この部分がなんとも抽象的で解釈が難しいです。意味をそのまま取ってしまうと、”あなた”を拒絶しているわけでここまでの歌詞と相反してしまう。”I want to stay in your mind." ならスムーズにつながるのですが…
ここでは個人的な解釈として、この英文は彼らの過去の信念を歌っているのではないか、という考察を提示しておきたいと思います。
「信じていたもの全てを 手放したっていいんだ」の「信じていたもの」の一つ。
過去には「あなたにはあなたの心の中にいて欲しい」と他人を拒絶するような考えを持っていた。
近年の人と人との繋がりの希薄化を踏まえた上で、King Gnuはこの”“I want you stay in your mind.” という考えを手放したのだと考えれば、このあとのラスサビの歌詞にスムーズにつながります。
“Why don't you come back to me?”
この素晴らしき世界を
二人分けあえるよ“cause I know you're lonely like me.”
この胸の悲しみと
共に生きてゆくよ
”“Why don't you come back to me?”、”僕のもとに戻ってこない? ”。
戻ってこない?と歌うのはもともと一緒にいたから。“You always stay in my mind.”だったからではないでしょうか。
また前みたいに、喜びや痛みを、この素晴らしい世界を分け合っていこうじゃないか。この残酷な現実の中で、悲しみを抱きながらも人生を愛していこうじゃないか。
そんな前向きな思いが込められた、最高にクールな彼ららしい楽曲です…!
まとめ
この曲は平たく言えば、「悲しみを分け合おう」という歌。「嘘だっていいからこの世界を愛そう」という歌。「分け合った悲しみと共に生きていこう」という歌。そこにはなんの理想論も夢も存在していません。
現実はいつだって残酷だ。優しい嘘をついてくれ。
この人生を愛せるのならば、信じたもの全て手放したっていい。
彼らの楽曲は、痛いほどに現実を見つめています。避けようのない痛み、拭い去れやしない悲しみ。現実はいつだって残酷なのです。
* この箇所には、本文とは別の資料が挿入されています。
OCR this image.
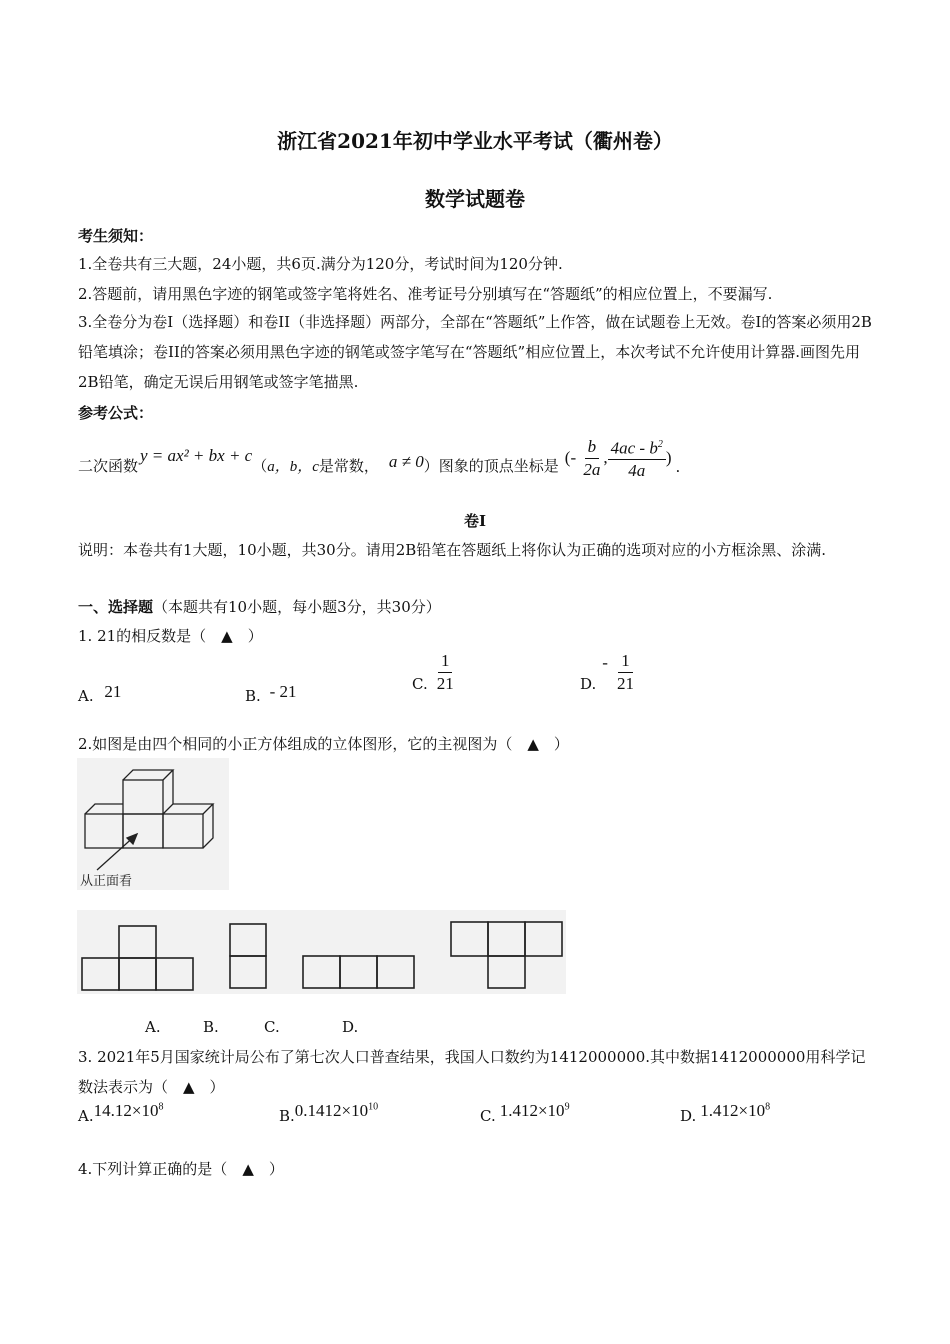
浙江省2021年初中学业水平考试（衢州卷）
数学试题卷
考生须知：
1.全卷共有三大题，24小题，共6页.满分为120分，考试时间为120分钟.
2.答题前，请用黑色字迹的钢笔或签字笔将姓名、准考证号分别填写在“答题纸”的相应位置上，不要漏写.
3.全卷分为卷I（选择题）和卷II（非选择题）两部分，全部在“答题纸”上作答，做在试题卷上无效。卷I的答案必须用2B铅笔填涂；卷II的答案必须用黑色字迹的钢笔或签字笔写在“答题纸”相应位置上，本次考试不允许使用计算器.画图先用2B铅笔，确定无误后用钢笔或签字笔描黑.
参考公式：
二次函数
y = ax² + bx + c
（ a，b，c 是常数， a ≠ 0 ） 图象的顶点坐标是 (- $\frac{b}{2a}$ , $\frac{4ac - b^2}{4a}$ ) .
卷I
说明：本卷共有1大题，10小题，共30分。请用2B铅笔在答题纸上将你认为正确的选项对应的小方框涂黑、涂满.
一、选择题（本题共有10小题，每小题3分，共30分）
1. 21的相反数是（　▲　）
A. 21	B. - 21	C. $\frac{1}{21}$	D.
- $\frac{1}{21}$
2.如图是由四个相同的小正方体组成的立体图形，它的主视图为（　▲　）
从正面看
A.	B.	C.	D.
3. 2021年5月国家统计局公布了第七次人口普查结果，我国人口数约为1412000000.其中数据1412000000用科学记数法表示为（　▲　）
$A.14.12\times 10^8$
$B.0.1412\times 10^{10}$
C. $1.412\times 10^9$
D. $1.412\times 10^8$
4.下列计算正确的是（　▲　）
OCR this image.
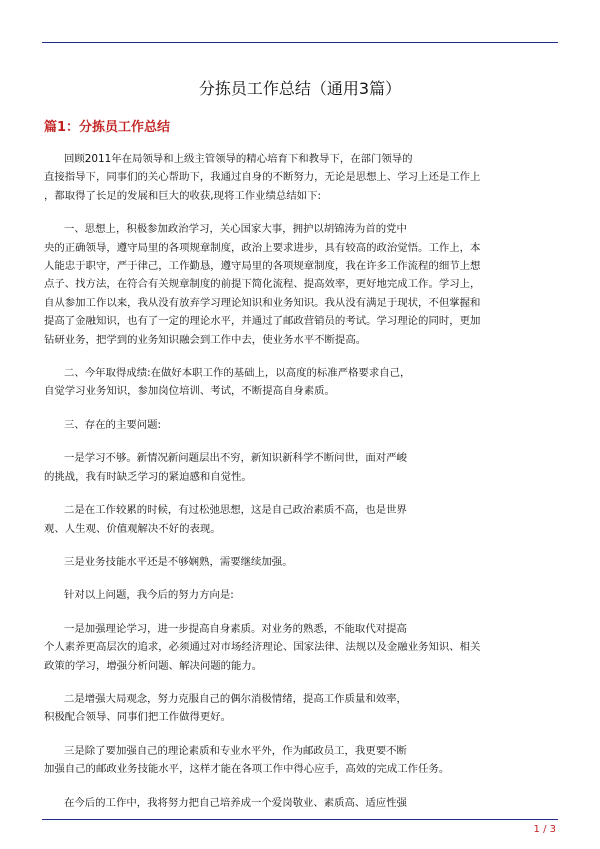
分拣员工作总结（通用3篇）
篇1：分拣员工作总结

回顾2011年在局领导和上级主管领导的精心培育下和教导下，在部门领导的

直接指导下，同事们的关心帮助下，我通过自身的不断努力，无论是思想上、学习上还是工作上

，都取得了长足的发展和巨大的收获,现将工作业绩总结如下:

一、思想上，积极参加政治学习，关心国家大事，拥护以胡锦涛为首的党中

央的正确领导，遵守局里的各项规章制度，政治上要求进步，具有较高的政治觉悟。工作上，本

人能忠于职守，严于律己，工作勤恳，遵守局里的各项规章制度，我在许多工作流程的细节上想

点子、找方法，在符合有关规章制度的前提下简化流程、提高效率，更好地完成工作。学习上，

自从参加工作以来，我从没有放弃学习理论知识和业务知识。我从没有满足于现状，不但掌握和

提高了金融知识，也有了一定的理论水平，并通过了邮政营销员的考试。学习理论的同时，更加

钻研业务，把学到的业务知识融会到工作中去，使业务水平不断提高。

二、今年取得成绩:在做好本职工作的基础上，以高度的标准严格要求自己，

自觉学习业务知识，参加岗位培训、考试，不断提高自身素质。

三、存在的主要问题:

一是学习不够。新情况新问题层出不穷，新知识新科学不断问世，面对严峻

的挑战，我有时缺乏学习的紧迫感和自觉性。

二是在工作较累的时候，有过松弛思想，这是自己政治素质不高，也是世界

观、人生观、价值观解决不好的表现。

三是业务技能水平还是不够娴熟，需要继续加强。

针对以上问题，我今后的努力方向是:

一是加强理论学习，进一步提高自身素质。对业务的熟悉，不能取代对提高

个人素养更高层次的追求，必须通过对市场经济理论、国家法律、法规以及金融业务知识、相关

政策的学习，增强分析问题、解决问题的能力。

二是增强大局观念，努力克服自己的偶尔消极情绪，提高工作质量和效率，

积极配合领导、同事们把工作做得更好。

三是除了要加强自己的理论素质和专业水平外，作为邮政员工，我更要不断

加强自己的邮政业务技能水平，这样才能在各项工作中得心应手，高效的完成工作任务。

在今后的工作中，我将努力把自己培养成一个爱岗敬业、素质高、适应性强

1 / 3
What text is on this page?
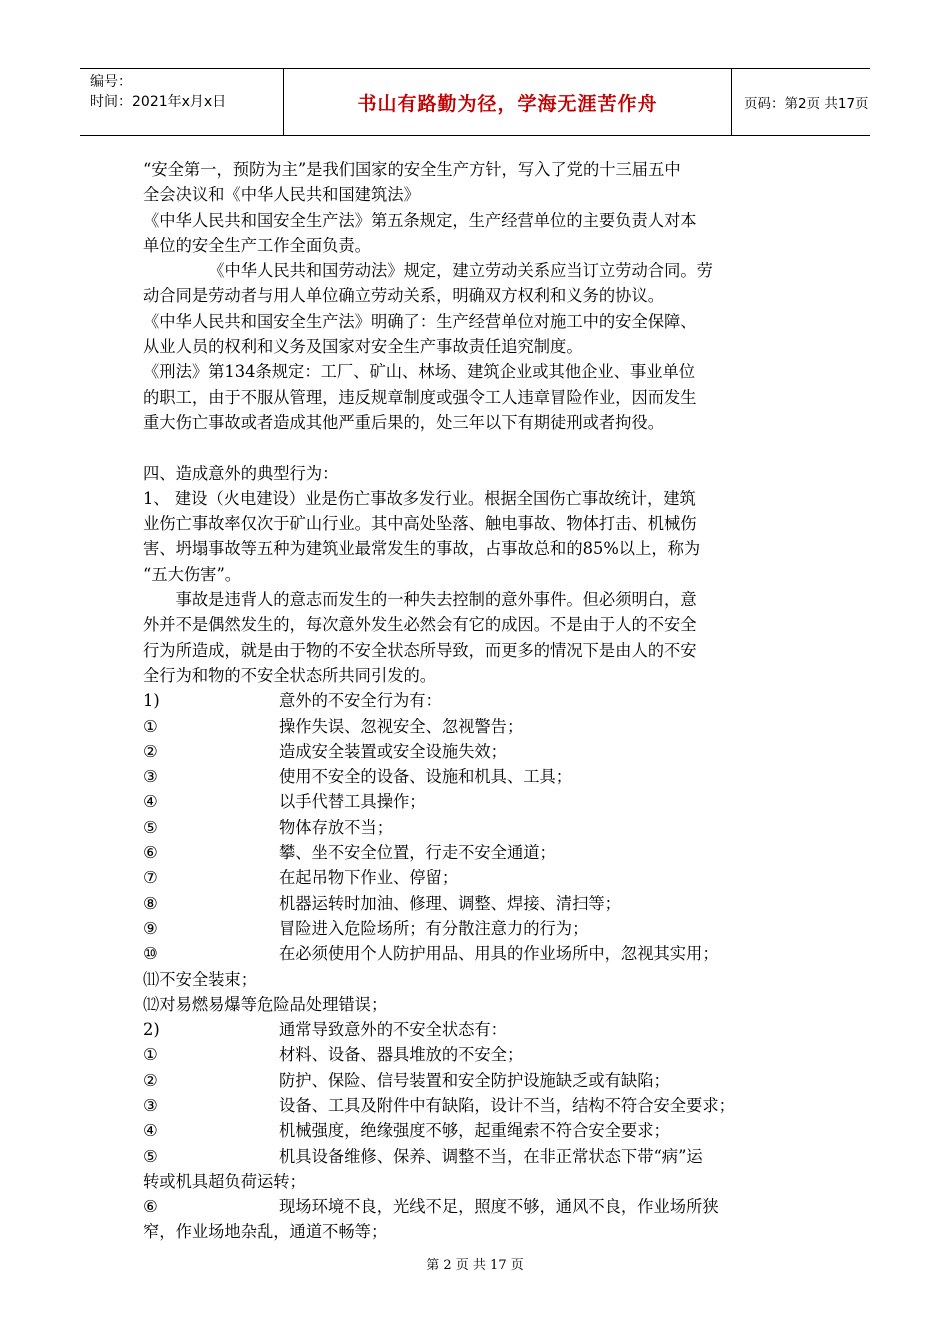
编号：
时间：2021年x月x日	书山有路勤为径，学海无涯苦作舟	页码：第2页 共17页

“安全第一，预防为主”是我们国家的安全生产方针，写入了党的十三届五中

全会决议和《中华人民共和国建筑法》

《中华人民共和国安全生产法》第五条规定，生产经营单位的主要负责人对本

单位的安全生产工作全面负责。

《中华人民共和国劳动法》规定，建立劳动关系应当订立劳动合同。劳

动合同是劳动者与用人单位确立劳动关系，明确双方权利和义务的协议。

《中华人民共和国安全生产法》明确了：生产经营单位对施工中的安全保障、

从业人员的权利和义务及国家对安全生产事故责任追究制度。

《刑法》第134条规定：工厂、矿山、林场、建筑企业或其他企业、事业单位

的职工，由于不服从管理，违反规章制度或强令工人违章冒险作业，因而发生

重大伤亡事故或者造成其他严重后果的，处三年以下有期徒刑或者拘役。

四、造成意外的典型行为：

1、 建设（火电建设）业是伤亡事故多发行业。根据全国伤亡事故统计，建筑

业伤亡事故率仅次于矿山行业。其中高处坠落、触电事故、物体打击、机械伤

害、坍塌事故等五种为建筑业最常发生的事故，占事故总和的85%以上，称为

“五大伤害”。

事故是违背人的意志而发生的一种失去控制的意外事件。但必须明白，意

外并不是偶然发生的，每次意外发生必然会有它的成因。不是由于人的不安全

行为所造成，就是由于物的不安全状态所导致，而更多的情况下是由人的不安

全行为和物的不安全状态所共同引发的。

1)	意外的不安全行为有：
①	操作失误、忽视安全、忽视警告；
②	造成安全装置或安全设施失效；
③	使用不安全的设备、设施和机具、工具；
④	以手代替工具操作；
⑤	物体存放不当；
⑥	攀、坐不安全位置，行走不安全通道；
⑦	在起吊物下作业、停留；
⑧	机器运转时加油、修理、调整、焊接、清扫等；
⑨	冒险进入危险场所；有分散注意力的行为；
⑩	在必须使用个人防护用品、用具的作业场所中，忽视其实用；

⑾不安全装束；

⑿对易燃易爆等危险品处理错误；

2)	通常导致意外的不安全状态有：
①	材料、设备、器具堆放的不安全；
②	防护、保险、信号装置和安全防护设施缺乏或有缺陷；
③	设备、工具及附件中有缺陷，设计不当，结构不符合安全要求；
④	机械强度，绝缘强度不够，起重绳索不符合安全要求；
⑤	机具设备维修、保养、调整不当，在非正常状态下带“病”运

转或机具超负荷运转；

⑥	现场环境不良，光线不足，照度不够，通风不良，作业场所狭

窄，作业场地杂乱，通道不畅等；

第 2 页 共 17 页
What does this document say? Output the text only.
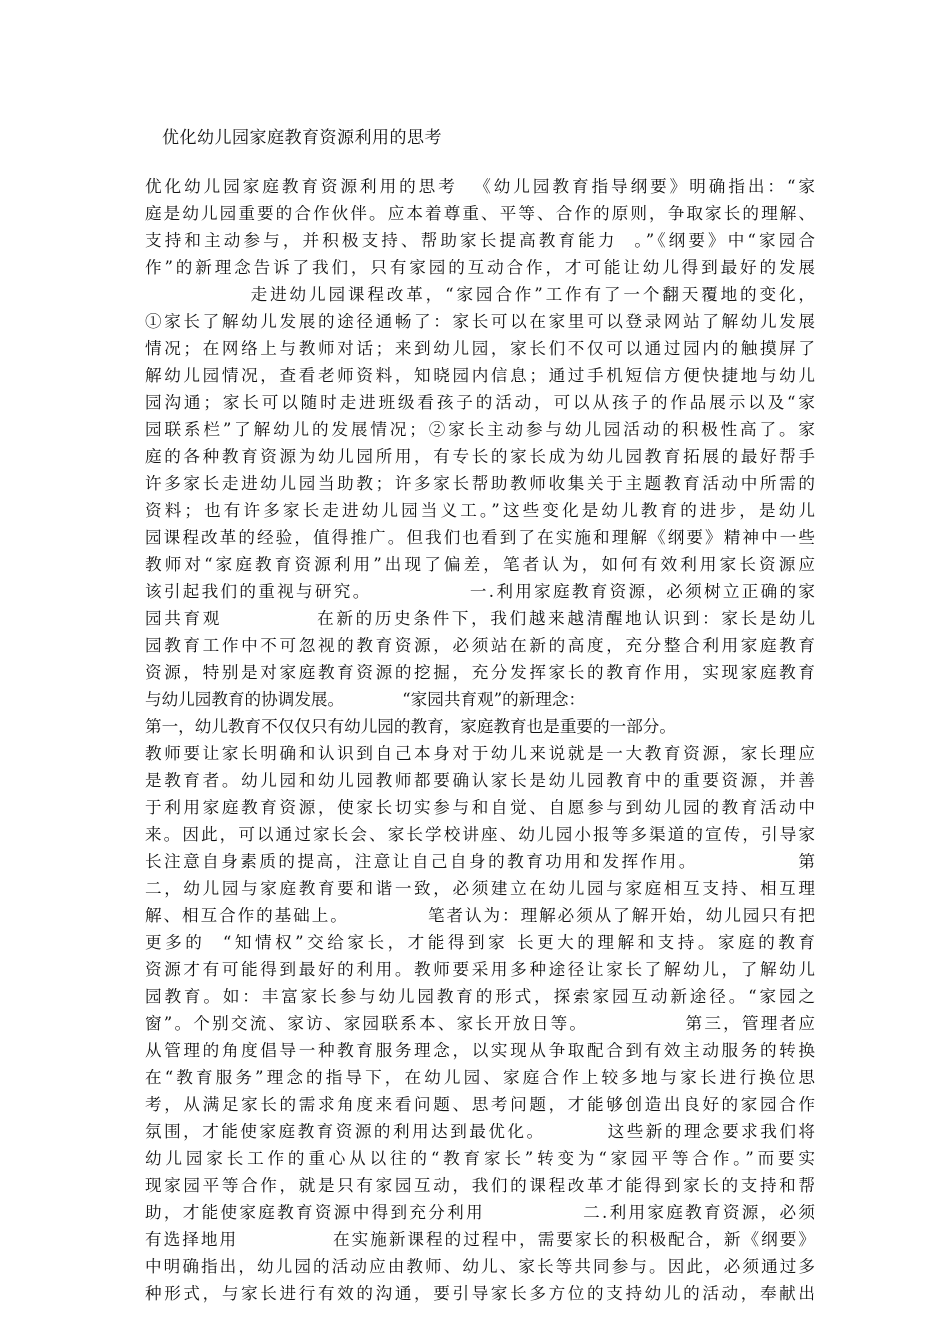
优化幼儿园家庭教育资源利用的思考
优化幼儿园家庭教育资源利用的思考  《幼儿园教育指导纲要》明确指出：“家
庭是幼儿园重要的合作伙伴。应本着尊重、平等、合作的原则，争取家长的理解、
支持和主动参与，并积极支持、帮助家长提高教育能力  。”《纲要》中“家园合
作”的新理念告诉了我们，只有家园的互动合作，才可能让幼儿得到最好的发展
走进幼儿园课程改革，“家园合作”工作有了一个翻天覆地的变化，
①家长了解幼儿发展的途径通畅了：家长可以在家里可以登录网站了解幼儿发展
情况；在网络上与教师对话；来到幼儿园，家长们不仅可以通过园内的触摸屏了
解幼儿园情况，查看老师资料，知晓园内信息；通过手机短信方便快捷地与幼儿
园沟通；家长可以随时走进班级看孩子的活动，可以从孩子的作品展示以及“家
园联系栏”了解幼儿的发展情况；②家长主动参与幼儿园活动的积极性高了。家
庭的各种教育资源为幼儿园所用，有专长的家长成为幼儿园教育拓展的最好帮手
许多家长走进幼儿园当助教；许多家长帮助教师收集关于主题教育活动中所需的
资料；也有许多家长走进幼儿园当义工。”这些变化是幼儿教育的进步，是幼儿
园课程改革的经验，值得推广。但我们也看到了在实施和理解《纲要》精神中一些
教师对“家庭教育资源利用”出现了偏差，笔者认为，如何有效利用家长资源应
该引起我们的重视与研究。             一.利用家庭教育资源，必须树立正确的家
园共育观            在新的历史条件下，我们越来越清醒地认识到：家长是幼儿
园教育工作中不可忽视的教育资源，必须站在新的高度，充分整合利用家庭教育
资源，特别是对家庭教育资源的挖掘，充分发挥家长的教育作用，实现家庭教育
与幼儿园教育的协调发展。           “家园共育观”的新理念：
第一，幼儿教育不仅仅只有幼儿园的教育，家庭教育也是重要的一部分。
教师要让家长明确和认识到自己本身对于幼儿来说就是一大教育资源，家长理应
是教育者。幼儿园和幼儿园教师都要确认家长是幼儿园教育中的重要资源，并善
于利用家庭教育资源，使家长切实参与和自觉、自愿参与到幼儿园的教育活动中
来。因此，可以通过家长会、家长学校讲座、幼儿园小报等多渠道的宣传，引导家
长注意自身素质的提高，注意让自己自身的教育功用和发挥作用。             第
二，幼儿园与家庭教育要和谐一致，必须建立在幼儿园与家庭相互支持、相互理
解、相互合作的基础上。           笔者认为：理解必须从了解开始，幼儿园只有把
更多的  “知情权”交给家长，才能得到家 长更大的理解和支持。家庭的教育
资源才有可能得到最好的利用。教师要采用多种途径让家长了解幼儿，了解幼儿
园教育。如：丰富家长参与幼儿园教育的形式，探索家园互动新途径。“家园之
窗”。个别交流、家访、家园联系本、家长开放日等。             第三，管理者应
从管理的角度倡导一种教育服务理念，以实现从争取配合到有效主动服务的转换
在“教育服务”理念的指导下，在幼儿园、家庭合作上较多地与家长进行换位思
考，从满足家长的需求角度来看问题、思考问题，才能够创造出良好的家园合作
氛围，才能使家庭教育资源的利用达到最优化。        这些新的理念要求我们将
幼儿园家长工作的重心从以往的“教育家长”转变为“家园平等合作。”而要实
现家园平等合作，就是只有家园互动，我们的课程改革才能得到家长的支持和帮
助，才能使家庭教育资源中得到充分利用             二.利用家庭教育资源，必须
有选择地用             在实施新课程的过程中，需要家长的积极配合，新《纲要》
中明确指出，幼儿园的活动应由教师、幼儿、家长等共同参与。因此，必须通过多
种形式，与家长进行有效的沟通，要引导家长多方位的支持幼儿的活动，奉献出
だけどそれがどうしたんだ。嘘だっていいじゃないか。強がりで何が悪い。
このささやかな人生を愛そうではないか。
そう彼らは高らかに謳い上げています。
そして聴くものをヌーの群れへと引き入れるのです。だってあなたも孤独だって知ってるから。共にこの痛みを、悲しみを分け合おうではないか、と。
激動の時代の中で彼らは、強大なヌーの大群を作ろうとしています。現実に抗い、終わりのない旅路を突き進む群れを。